Try a little script for the introduction. Ask them two questions. Keep it simple: What do you think of this band? Or have you ever seen this DJ before? Then ask them something like “What are you working on right now?” or something similarly solicitous. Nod, smile a little and be interested in their reply. You do not need to bring up why you wanted to meet them or what exactly you want from them right then, but if the opportunity arises where that makes sense–go for it. It can be as simple as “I’d love to get you this new track I just finished.” Aim to talk to them for three or four minutes, smile, say it was nice to meet them and excuse yourself to get back to your friend/get to the bar/make a call/buy some merch before the bands run out.
In order ot not be crushed by a fear of what-if, make a list detailing what is the absolute worst outcome that could happen. And then make an itemized list of everything that would have to transpire to get to the worst possible thing. In this case, you’d mortally offend them, they never talk to you or book you and get you 86’d from the scene by badmouthing you. Like, pretend that is even a possibility. What would have to happen? Short of telling some batshit racist anecdote, confessing to some sordid crime or similar act, coming out as a closet Nazi–I mean, how could that even come to pass? Nevertheless, make the list and it will take you out of the hamster wheel of your anxiety. It will give you traction out of the hole. I promise.
More real life style, lets say you are just awkward, shy-ish, say something weird and tangential and they think you are a weirdo? Then when you walk away they turn to their friend and go “What a weirdo,” and maybe they gossip about you for 90 seconds? Realistically, unless you drop to your knee and do your best Jolson, people are not going to make too much of your interaction. Even if you do your worst, it’s not a big deal. Resist the temptation to obsess on it, forgive yourself and do not apologize to anyone post-facto. Because it’s not a big deal to be kind of bad at talking to people.
The thing about anxiety is that it can run riot and really distort one’s thinking. Given how considerate you are in this letter, you are obviously a far cry from the assholes most people in the music biz deal with daily; you have that going for you.

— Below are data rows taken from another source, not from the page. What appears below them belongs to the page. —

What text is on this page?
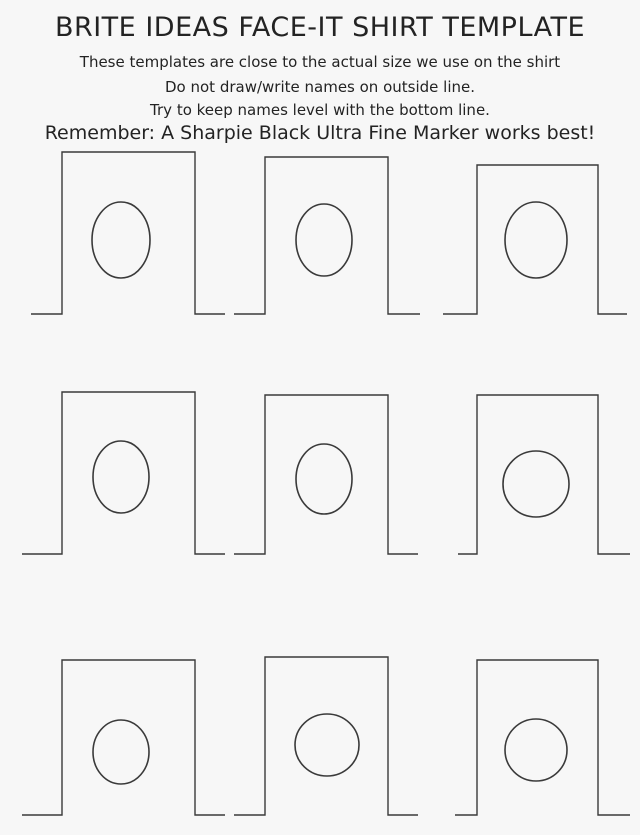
BRITE IDEAS FACE-IT SHIRT TEMPLATE
These templates are close to the actual size we use on the shirt
Do not draw/write names on outside line.
Try to keep names level with the bottom line.
Remember: A Sharpie Black Ultra Fine Marker works best!
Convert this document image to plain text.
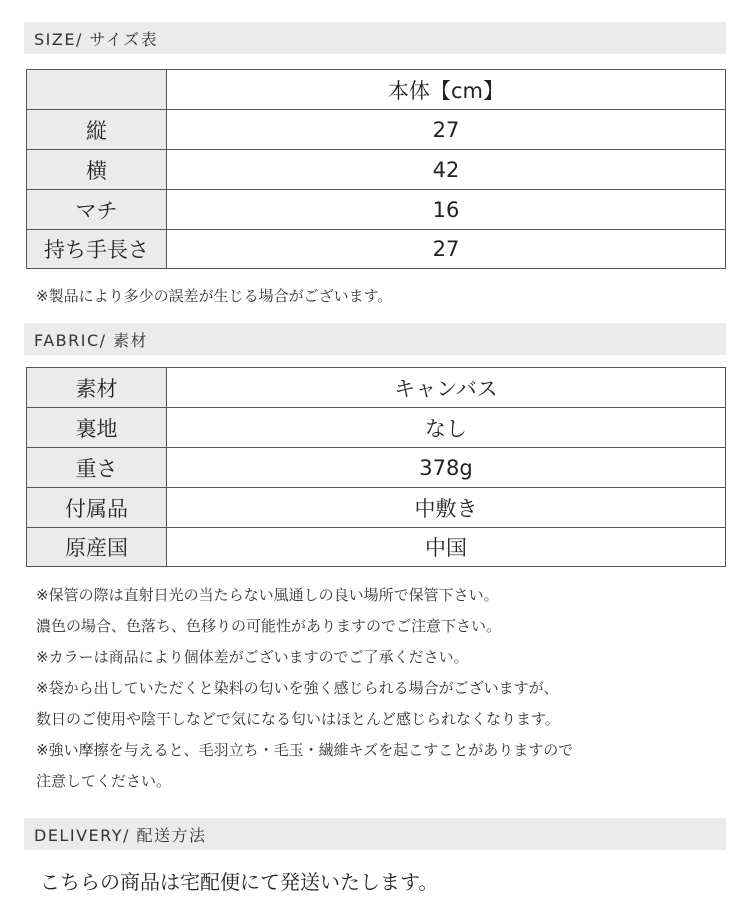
SIZE/ サイズ表
	本体【cm】
縦	27
横	42
マチ	16
持ち手長さ	27
※製品により多少の誤差が生じる場合がございます。
FABRIC/ 素材
素材	キャンバス
裏地	なし
重さ	378g
付属品	中敷き
原産国	中国

※保管の際は直射日光の当たらない風通しの良い場所で保管下さい。

濃色の場合、色落ち、色移りの可能性がありますのでご注意下さい。

※カラーは商品により個体差がございますのでご了承ください。

※袋から出していただくと染料の匂いを強く感じられる場合がございますが、

数日のご使用や陰干しなどで気になる匂いはほとんど感じられなくなります。

※強い摩擦を与えると、毛羽立ち・毛玉・繊維キズを起こすことがありますので

注意してください。

DELIVERY/ 配送方法
こちらの商品は宅配便にて発送いたします。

Lastly, as long as your anxiety isn’t isolating you from the world, you are doing pretty well. You have some good things going for you–I think it might even be a good idea to play it up a little. Everyone loves an enigma. Think MF Doom, ODB, Kool Keith, Captain Murphy. Awkward + curious backstory + rapping = golden. Maybe throw a cape and dish gloves in the mix? Dude, just think–you could become the Jandek of Bay Area rap. Let who you are work for you!